ABD'nin Petrol Bağımlılığı

Geçmişte ABD'nin Orta Doğu politikasını eleştiren ( hem sol hem de İslamcı merkezler ) genelde petrolü argümanlarının temel taşı yaparlardı. Petrolün ABD'de ekonomisi için adeta insan vücudunun kana gereksinmesi benzetmesi yapılırdı. Petrolün stratejik önemi ve karar alma mekanizmalarındaki etkisi doğru teşhisti. Ama bugün farklı bir dünyadayız.  

Şunu rahatlıkla söyleyebiliriz. Dünyada son 10 sene içinde petrolün bu kadar yüksek fiyatlarda seyretmesi ABD dahil G-7 grubunda değişik ikameler doğurdu.

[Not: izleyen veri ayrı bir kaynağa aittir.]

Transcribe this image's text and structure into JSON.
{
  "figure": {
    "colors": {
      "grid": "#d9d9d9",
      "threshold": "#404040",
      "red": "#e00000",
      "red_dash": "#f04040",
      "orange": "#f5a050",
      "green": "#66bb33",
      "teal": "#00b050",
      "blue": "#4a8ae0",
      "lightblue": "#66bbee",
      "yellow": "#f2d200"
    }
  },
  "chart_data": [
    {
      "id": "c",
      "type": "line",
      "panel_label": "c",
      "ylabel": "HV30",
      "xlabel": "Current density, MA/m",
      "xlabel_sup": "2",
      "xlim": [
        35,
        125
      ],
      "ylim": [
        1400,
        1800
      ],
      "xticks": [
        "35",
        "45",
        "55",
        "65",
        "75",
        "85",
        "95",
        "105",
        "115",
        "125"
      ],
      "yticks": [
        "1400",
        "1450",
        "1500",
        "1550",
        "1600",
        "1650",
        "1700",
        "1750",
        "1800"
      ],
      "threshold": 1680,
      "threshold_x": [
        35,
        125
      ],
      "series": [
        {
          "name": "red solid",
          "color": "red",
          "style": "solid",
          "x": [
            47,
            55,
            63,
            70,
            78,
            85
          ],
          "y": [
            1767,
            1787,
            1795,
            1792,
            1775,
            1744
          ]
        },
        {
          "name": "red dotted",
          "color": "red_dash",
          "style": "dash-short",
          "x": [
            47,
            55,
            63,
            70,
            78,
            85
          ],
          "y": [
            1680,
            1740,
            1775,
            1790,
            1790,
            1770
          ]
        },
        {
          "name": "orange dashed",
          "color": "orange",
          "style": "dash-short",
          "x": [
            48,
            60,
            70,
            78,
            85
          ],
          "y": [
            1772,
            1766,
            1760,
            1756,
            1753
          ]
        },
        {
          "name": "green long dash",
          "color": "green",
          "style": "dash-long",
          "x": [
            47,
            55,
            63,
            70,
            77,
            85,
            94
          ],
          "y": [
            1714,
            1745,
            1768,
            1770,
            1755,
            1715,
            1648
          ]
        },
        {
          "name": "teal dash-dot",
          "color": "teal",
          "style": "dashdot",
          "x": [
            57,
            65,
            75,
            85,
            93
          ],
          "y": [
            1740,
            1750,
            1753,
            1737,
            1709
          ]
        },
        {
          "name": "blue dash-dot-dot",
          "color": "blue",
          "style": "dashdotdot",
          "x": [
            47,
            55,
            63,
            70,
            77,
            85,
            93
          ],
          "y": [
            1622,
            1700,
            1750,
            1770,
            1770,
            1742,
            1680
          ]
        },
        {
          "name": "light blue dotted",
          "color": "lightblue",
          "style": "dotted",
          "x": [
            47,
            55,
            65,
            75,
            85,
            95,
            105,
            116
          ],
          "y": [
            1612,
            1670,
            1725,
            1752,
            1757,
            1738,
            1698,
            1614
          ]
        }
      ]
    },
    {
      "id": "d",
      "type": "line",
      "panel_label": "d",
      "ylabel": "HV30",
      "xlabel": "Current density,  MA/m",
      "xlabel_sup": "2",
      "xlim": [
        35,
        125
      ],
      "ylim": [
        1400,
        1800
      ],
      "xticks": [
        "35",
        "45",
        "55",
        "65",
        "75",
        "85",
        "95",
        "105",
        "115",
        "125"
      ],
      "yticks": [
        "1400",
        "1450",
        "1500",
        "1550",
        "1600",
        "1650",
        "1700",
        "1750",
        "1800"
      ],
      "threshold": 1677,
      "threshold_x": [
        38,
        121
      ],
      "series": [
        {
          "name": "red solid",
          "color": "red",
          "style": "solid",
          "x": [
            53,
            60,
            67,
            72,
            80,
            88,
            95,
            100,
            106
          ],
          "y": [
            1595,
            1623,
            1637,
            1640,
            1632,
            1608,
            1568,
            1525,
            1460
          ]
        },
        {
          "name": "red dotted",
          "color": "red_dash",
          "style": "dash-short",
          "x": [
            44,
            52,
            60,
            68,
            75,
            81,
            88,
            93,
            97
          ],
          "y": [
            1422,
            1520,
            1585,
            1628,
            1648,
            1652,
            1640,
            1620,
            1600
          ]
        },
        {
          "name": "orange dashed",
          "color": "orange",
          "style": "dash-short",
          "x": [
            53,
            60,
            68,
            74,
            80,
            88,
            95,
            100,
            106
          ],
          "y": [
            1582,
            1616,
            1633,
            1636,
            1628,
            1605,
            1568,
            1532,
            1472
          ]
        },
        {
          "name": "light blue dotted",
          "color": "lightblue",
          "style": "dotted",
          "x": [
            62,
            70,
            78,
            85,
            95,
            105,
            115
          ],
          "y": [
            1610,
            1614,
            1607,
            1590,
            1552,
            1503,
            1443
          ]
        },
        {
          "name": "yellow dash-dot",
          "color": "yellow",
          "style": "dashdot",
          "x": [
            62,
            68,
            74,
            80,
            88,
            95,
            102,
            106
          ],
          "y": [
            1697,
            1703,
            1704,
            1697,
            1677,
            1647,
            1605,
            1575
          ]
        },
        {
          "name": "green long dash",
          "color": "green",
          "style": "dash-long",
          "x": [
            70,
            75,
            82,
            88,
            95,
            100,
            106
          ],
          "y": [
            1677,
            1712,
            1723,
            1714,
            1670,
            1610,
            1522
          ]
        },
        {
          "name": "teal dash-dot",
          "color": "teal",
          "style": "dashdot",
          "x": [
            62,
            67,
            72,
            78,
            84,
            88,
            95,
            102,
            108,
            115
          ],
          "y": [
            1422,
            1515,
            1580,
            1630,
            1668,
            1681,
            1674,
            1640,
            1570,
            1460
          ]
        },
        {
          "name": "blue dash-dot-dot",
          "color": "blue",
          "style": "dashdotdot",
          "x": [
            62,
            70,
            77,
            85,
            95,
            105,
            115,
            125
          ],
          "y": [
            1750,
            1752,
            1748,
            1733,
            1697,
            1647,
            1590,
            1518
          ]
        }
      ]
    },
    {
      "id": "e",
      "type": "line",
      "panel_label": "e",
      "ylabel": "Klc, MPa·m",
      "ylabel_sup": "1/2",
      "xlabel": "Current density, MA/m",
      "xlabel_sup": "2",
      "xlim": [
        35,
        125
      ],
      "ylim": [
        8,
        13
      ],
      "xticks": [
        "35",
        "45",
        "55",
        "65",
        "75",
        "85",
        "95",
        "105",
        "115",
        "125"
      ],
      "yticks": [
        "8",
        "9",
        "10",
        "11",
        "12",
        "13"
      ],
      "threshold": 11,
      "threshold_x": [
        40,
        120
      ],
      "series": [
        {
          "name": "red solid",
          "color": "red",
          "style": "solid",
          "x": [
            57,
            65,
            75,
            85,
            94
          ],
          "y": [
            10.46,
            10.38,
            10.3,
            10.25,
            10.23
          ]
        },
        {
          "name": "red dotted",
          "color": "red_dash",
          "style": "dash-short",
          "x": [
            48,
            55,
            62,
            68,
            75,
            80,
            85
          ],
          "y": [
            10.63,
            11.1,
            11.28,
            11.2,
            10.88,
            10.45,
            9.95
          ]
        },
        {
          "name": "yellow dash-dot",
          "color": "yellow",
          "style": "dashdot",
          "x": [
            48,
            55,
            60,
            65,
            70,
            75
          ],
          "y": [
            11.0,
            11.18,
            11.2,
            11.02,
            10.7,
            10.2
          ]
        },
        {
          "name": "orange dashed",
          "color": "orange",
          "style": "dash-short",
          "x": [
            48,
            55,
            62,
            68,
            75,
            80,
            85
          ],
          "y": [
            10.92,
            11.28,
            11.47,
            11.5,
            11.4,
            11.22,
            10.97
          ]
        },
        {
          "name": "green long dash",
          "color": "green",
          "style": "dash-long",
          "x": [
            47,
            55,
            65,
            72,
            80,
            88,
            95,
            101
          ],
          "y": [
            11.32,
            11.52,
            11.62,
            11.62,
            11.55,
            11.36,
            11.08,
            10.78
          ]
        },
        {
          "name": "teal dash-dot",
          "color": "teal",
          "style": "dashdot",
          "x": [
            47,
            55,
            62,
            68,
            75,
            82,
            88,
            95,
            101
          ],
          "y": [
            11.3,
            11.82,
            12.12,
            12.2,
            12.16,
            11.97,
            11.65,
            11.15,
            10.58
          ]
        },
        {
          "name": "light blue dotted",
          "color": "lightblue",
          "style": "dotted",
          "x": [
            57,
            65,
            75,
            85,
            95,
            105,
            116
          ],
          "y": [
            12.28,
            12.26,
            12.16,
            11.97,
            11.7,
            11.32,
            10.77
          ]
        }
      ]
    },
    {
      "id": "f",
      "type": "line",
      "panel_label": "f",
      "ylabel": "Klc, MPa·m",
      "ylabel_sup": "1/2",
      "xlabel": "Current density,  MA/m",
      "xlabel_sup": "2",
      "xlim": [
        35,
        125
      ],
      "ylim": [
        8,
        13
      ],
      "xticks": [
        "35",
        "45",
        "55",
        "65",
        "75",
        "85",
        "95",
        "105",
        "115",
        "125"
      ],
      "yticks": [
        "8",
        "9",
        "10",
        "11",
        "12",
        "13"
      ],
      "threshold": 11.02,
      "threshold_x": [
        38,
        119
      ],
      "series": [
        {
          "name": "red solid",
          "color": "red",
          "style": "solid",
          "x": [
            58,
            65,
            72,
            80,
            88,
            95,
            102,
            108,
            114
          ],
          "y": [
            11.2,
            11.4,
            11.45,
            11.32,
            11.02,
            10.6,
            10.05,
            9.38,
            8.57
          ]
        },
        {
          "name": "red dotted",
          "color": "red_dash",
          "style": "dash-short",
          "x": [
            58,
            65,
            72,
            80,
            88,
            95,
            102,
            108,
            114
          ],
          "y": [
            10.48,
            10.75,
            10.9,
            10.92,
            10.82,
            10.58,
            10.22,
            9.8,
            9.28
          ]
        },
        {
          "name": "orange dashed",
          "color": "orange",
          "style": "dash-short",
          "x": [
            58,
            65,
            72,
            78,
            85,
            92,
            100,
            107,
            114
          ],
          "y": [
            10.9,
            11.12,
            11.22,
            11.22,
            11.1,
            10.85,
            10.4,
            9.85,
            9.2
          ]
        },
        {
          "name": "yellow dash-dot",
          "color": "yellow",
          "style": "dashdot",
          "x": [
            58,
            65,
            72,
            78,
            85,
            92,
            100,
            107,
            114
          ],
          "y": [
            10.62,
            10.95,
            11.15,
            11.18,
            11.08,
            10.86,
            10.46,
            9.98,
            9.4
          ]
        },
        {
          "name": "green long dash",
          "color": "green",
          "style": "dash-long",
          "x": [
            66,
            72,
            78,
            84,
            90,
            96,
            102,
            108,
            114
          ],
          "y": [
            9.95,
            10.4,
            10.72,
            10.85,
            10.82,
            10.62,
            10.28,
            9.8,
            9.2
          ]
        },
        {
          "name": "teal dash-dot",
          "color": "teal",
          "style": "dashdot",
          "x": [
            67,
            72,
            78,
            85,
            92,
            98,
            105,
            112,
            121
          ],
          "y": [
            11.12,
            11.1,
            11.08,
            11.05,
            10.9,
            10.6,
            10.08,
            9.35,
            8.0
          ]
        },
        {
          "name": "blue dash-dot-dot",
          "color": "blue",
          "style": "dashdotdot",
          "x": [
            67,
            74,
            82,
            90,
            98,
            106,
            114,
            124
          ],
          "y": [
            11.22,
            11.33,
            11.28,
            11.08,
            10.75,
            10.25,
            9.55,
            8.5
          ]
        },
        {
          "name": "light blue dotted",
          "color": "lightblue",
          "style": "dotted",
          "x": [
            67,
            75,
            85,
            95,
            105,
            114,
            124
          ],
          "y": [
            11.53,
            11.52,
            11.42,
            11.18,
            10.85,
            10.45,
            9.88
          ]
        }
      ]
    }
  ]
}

Bunların başında yeşil enerji geliyor. Buna ilaveten 'Shale gas' ve 'fracking' metodlarının devreye girmesi ABD'nin enerji konusunda açığını kapattı. Şu andaki verilere göre ABD tekrar dünyanın en büyük petrol üreticisi ve büyük gaz üreticileri arasında.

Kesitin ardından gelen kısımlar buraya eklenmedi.